Even in horribly expensive Zurich, you can get a small temporary office space for around $500/mo. A flex co-working pass (1-2 days per week) goes for around $150/mo here, and I assume that prices scale up or down accordingly elsewhere.

Build a chill place with $1,000 worth of furniture and amenities, put another 500 into local out-of-home marketing and be selective about who gets in (you want this to be a safe space). I’m pretty certain that you can get 25 people (~5 per workday) to pay $100/mo for access to a social – but not forced – workspace with a proper coffee machine, good internet, great people and a safe work environment. Scale from there.

(8) Expert gig workers
The term “gig workers” was coined by Uber drivers, delivery people, couriers and data labellers. But the term should go further and also include “experts” of their industry, and if you have the background, you can build a very niche platform around it.

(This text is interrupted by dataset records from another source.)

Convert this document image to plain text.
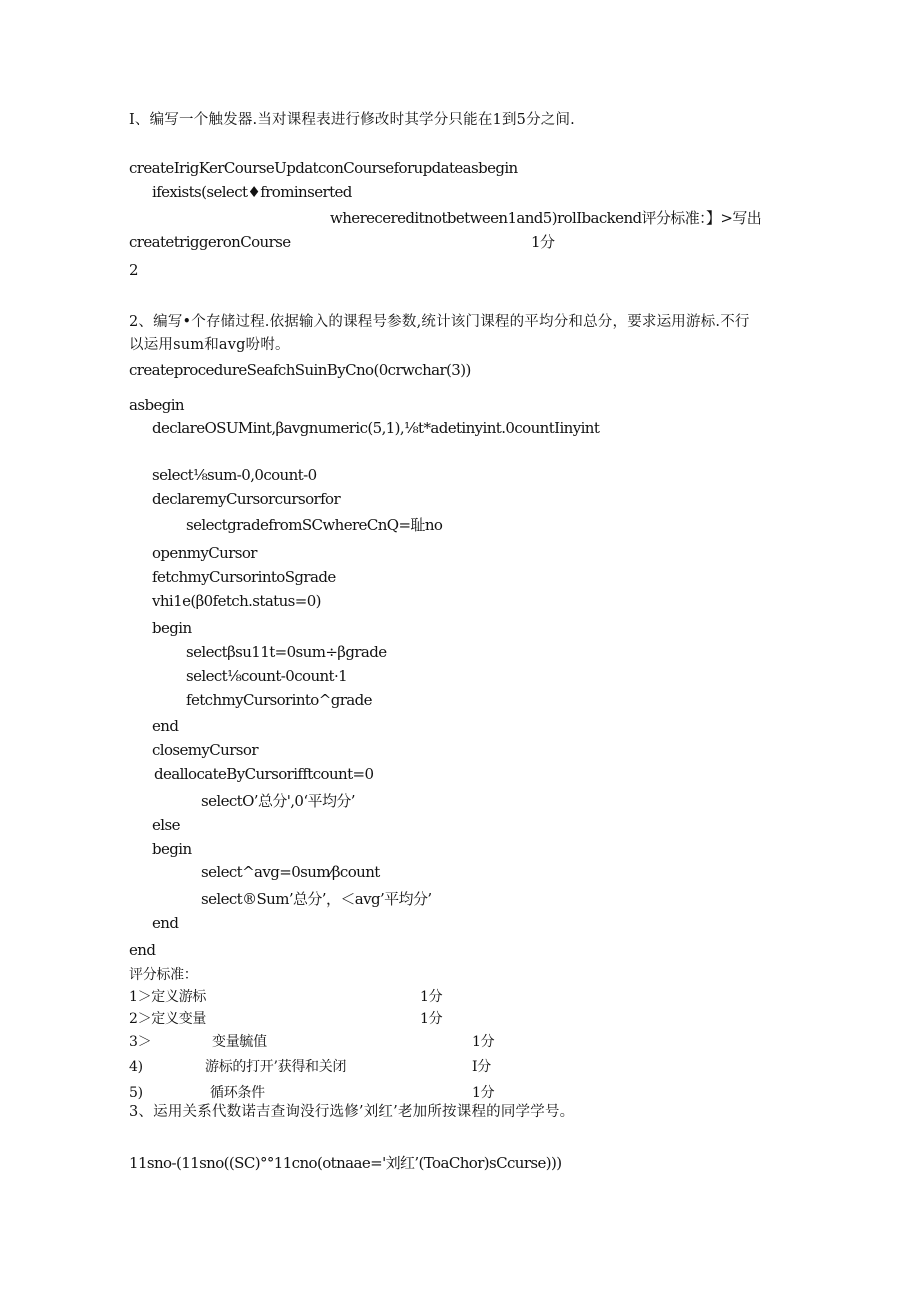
I、编写一个触发器.当对课程表进行修改时其学分只能在1到5分之间.
createIrigKerCourseUpdatconCourseforupdateasbegin
ifexists(select♦frominserted
wherecereditnotbetween1and5)rolIbackend评分标准：】>写出
createtriggeronCourse	1分
2
2、编写•个存储过程.依据输入的课程号参数,统计该门课程的平均分和总分，要求运用游标.不行
以运用sum和avg吩咐。
createprocedureSeafchSuinByCno(0crwchar(3))
asbegin
declareOSUMint,βavgnumeric(5,1),⅛t*adetinyint.0countIinyint
select⅛sum-0,0count-0
declaremyCursorcursorfor
selectgradefromSCwhereCnQ=耻no
openmyCursor
fetchmyCursorintoSgrade
vhi1e(β0fetch.status=0)
begin
selectβsu11t=0sum÷βgrade
select⅛count-0count·1
fetchmyCursorinto^grade
end
closemyCursor
deallocateByCursorifftcount=0
selectO’总分',0‘平均分’
else
begin
select^avg=0sum⁄βcount
select®Sum’总分’，＜avg’平均分’
end
end
评分标准：
1＞定义游标	1分
2＞定义变量	1分
3＞	变量毓值	1分
4)	游标的打开’获得和关闭	I分
5)	循环条件	1分
3、运用关系代数诺吉查询没行选修’刘红’老加所按课程的同学学号。
11sno-(11sno((SC)°°11cno(otnaae='刘红’(ToaChor)sCcurse)))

What I do at MentorCruise falls into that category, what Growthmentor and Codementor do is similar: Providing casual, cheap access to experts. It’s not all about careers though: What would I give right now for someone to hop on a 30 minute call for $50 to give me some business law advice. I wish I could plan my week’s diet with a professional cook or nutrition student – 15mins for $30? Sure!

You have the advantage that people always like to make some extra money – the less strings attached the better. Would you not take a 15 minute call, talk to somebody and get your dinner paid for it? If you can easily give people access to an expert for little money, that’s a great opportunity.